One reason cTAKES is a popular framework in clinical natural language processing tools is its use of Apache Maven for project management.  Navigating cTAKES dependencies can be difficult, leading to a common practice of consuming the whole project.  Much of what ends up in your system may lead to unnecessary bloat.

Going piecemeal through the values and weights of cTAKES modules and resources, this presentation will assist any cTAKES user in trimming project bulk from gigabytes to megabytes.


================================================================


cTAKES Saved my Life

The title is inappropriate when it comes to healthcare in practice.  However, I used Apache cTAKES for my clinical research project on ________, and its [versatile / comprehensive / speedy / ?] nature was important in completing things [on time /  accurately / ?].

We share our real-world experiences with using cTAKES, discuss why we chose it, issues we faced and how we overcame unexpected problems.

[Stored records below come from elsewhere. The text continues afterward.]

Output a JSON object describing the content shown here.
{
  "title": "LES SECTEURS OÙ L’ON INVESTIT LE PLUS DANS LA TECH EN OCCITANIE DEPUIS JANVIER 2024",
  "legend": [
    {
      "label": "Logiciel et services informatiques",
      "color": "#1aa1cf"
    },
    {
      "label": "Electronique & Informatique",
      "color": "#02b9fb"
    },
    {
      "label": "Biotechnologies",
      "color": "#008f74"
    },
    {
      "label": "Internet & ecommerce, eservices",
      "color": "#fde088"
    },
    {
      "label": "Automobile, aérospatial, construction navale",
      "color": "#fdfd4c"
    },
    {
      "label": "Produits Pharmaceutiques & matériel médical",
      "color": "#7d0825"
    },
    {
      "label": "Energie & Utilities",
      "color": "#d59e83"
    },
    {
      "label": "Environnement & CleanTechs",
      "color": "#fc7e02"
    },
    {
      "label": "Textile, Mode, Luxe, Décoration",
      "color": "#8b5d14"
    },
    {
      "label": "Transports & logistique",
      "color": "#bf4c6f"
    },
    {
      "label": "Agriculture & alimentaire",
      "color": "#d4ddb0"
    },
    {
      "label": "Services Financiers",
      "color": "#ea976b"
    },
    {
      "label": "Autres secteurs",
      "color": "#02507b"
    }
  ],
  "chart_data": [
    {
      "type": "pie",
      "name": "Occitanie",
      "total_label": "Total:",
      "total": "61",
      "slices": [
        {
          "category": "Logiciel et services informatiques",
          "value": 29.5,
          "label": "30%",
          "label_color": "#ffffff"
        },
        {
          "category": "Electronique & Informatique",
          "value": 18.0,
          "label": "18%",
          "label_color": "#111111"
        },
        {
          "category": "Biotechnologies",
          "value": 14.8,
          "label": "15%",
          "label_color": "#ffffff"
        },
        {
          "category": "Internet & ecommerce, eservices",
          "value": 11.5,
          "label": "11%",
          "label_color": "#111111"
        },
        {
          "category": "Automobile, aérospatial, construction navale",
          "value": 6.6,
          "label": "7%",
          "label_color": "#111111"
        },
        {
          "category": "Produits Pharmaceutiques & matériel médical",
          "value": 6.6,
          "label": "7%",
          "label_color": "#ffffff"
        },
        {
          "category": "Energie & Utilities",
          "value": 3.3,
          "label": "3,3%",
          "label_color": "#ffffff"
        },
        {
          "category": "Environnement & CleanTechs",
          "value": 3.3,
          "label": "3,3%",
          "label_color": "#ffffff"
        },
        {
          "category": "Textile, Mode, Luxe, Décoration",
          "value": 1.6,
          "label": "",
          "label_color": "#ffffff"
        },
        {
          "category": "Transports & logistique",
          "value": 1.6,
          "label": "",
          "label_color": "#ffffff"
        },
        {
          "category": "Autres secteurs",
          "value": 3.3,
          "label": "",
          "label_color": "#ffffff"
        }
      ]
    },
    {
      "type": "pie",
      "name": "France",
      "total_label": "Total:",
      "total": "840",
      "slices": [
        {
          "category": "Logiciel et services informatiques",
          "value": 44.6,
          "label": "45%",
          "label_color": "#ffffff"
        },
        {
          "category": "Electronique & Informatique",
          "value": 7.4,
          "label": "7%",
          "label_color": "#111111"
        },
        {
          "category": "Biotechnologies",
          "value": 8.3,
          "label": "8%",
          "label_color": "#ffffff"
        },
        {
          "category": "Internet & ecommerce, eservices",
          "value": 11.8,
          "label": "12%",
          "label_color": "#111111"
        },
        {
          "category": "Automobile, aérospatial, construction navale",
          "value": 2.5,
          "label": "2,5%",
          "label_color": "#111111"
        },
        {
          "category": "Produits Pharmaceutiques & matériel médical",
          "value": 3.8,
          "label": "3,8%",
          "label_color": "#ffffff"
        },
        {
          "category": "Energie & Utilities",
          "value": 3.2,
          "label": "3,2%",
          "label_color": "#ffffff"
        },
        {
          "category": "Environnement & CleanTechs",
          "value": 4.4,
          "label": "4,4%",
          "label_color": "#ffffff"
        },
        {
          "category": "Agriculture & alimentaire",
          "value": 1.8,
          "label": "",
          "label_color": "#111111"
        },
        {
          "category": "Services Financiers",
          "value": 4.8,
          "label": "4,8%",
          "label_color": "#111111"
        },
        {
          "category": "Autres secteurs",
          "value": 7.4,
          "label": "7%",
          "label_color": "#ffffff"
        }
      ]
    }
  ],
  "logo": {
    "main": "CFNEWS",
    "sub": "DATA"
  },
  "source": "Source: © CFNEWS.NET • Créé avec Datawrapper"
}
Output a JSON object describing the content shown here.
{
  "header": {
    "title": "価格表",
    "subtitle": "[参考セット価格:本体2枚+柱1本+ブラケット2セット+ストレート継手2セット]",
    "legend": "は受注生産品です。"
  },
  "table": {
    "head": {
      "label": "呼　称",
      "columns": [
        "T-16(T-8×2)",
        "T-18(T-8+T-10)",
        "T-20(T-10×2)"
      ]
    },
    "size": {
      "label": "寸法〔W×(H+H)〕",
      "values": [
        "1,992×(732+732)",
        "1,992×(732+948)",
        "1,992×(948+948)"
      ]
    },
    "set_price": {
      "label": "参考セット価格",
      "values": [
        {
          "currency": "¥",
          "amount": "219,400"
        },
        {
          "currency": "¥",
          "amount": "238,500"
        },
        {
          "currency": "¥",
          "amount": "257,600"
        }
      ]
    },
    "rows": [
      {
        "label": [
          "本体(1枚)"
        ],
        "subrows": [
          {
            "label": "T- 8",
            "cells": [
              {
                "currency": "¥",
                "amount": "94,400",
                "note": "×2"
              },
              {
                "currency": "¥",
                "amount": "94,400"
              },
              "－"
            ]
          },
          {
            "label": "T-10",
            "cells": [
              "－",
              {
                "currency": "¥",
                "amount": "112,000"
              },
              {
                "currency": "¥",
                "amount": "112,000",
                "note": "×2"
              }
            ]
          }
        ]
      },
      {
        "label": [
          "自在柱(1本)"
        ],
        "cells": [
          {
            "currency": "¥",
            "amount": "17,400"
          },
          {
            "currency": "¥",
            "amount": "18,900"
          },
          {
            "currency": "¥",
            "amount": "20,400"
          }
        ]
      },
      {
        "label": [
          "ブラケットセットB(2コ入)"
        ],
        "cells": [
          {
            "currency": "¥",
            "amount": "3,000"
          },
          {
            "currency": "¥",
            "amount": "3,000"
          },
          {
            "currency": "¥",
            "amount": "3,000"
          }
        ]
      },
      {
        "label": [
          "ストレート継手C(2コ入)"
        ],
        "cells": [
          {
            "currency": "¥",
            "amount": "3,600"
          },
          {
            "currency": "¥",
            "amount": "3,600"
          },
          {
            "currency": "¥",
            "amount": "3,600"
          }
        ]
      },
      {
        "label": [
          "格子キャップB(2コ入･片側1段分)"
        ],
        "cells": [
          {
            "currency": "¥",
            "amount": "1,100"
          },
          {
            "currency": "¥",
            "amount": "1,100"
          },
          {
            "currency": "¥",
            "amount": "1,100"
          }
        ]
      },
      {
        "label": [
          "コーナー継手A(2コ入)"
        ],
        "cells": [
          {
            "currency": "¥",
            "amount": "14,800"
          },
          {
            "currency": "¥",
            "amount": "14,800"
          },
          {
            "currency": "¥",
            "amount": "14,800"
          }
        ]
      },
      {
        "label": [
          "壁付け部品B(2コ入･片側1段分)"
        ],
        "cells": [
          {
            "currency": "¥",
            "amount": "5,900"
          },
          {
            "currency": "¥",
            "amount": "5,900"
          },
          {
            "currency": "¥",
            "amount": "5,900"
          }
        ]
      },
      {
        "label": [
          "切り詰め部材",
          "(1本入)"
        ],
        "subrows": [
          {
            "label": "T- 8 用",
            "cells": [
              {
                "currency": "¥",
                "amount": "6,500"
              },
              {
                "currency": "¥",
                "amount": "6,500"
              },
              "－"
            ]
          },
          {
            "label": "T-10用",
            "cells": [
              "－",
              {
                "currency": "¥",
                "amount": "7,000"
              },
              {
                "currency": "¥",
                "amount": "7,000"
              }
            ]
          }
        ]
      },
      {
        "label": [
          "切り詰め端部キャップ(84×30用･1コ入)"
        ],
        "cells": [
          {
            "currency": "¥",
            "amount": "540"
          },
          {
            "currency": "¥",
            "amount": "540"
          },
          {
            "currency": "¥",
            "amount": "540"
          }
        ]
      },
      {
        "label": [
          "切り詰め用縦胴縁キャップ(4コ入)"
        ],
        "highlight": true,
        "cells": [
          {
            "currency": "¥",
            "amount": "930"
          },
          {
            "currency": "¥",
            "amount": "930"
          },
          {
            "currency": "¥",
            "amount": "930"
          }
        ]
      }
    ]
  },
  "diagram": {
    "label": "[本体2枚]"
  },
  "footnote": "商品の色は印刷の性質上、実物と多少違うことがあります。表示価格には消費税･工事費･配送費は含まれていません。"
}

================================================================


Large-scale cTAKES, an Installation Story

At our _____ facility, we needed to process _____ [patients / notes / term lists / ?] on a ______ system.

We present a real-world application of cTAKES on a large scale, our needs for _____ input and ____ output.  We compare and contrast cTAKES with other [clinical] NLP platforms that we tried and explain why we chose [it / another] in the end.

We will also share the novel [techniques / code / integration] that we used for the success of our installation.


================================================================


My Engine is Faster than Yours

We have created a cTAKES annotation engine that performs the task of _____.   This is [newer / faster / more comprehensive] than existing engines in [cTAKES / other].

We will present [numbers , usage , capabilities / i/o ] of the engine and its [model / data ].
We will also commit the code and documentation to Apache cTAKES.


================================================================


cTAKES on the Catwalk

We have created a Machine Learning model that can be used in cTAKES for ______.  The model uses the third party ______ for [newer / faster / more comprehensive] results.

We will present the essentials of model creation as well as [numbers , usage , capabilities / i/o ] of our model.   We will also advocate for the third party _____ and how we integrated it with cTAKES.
We will also commit the code [model] and documentation to Apache cTAKES.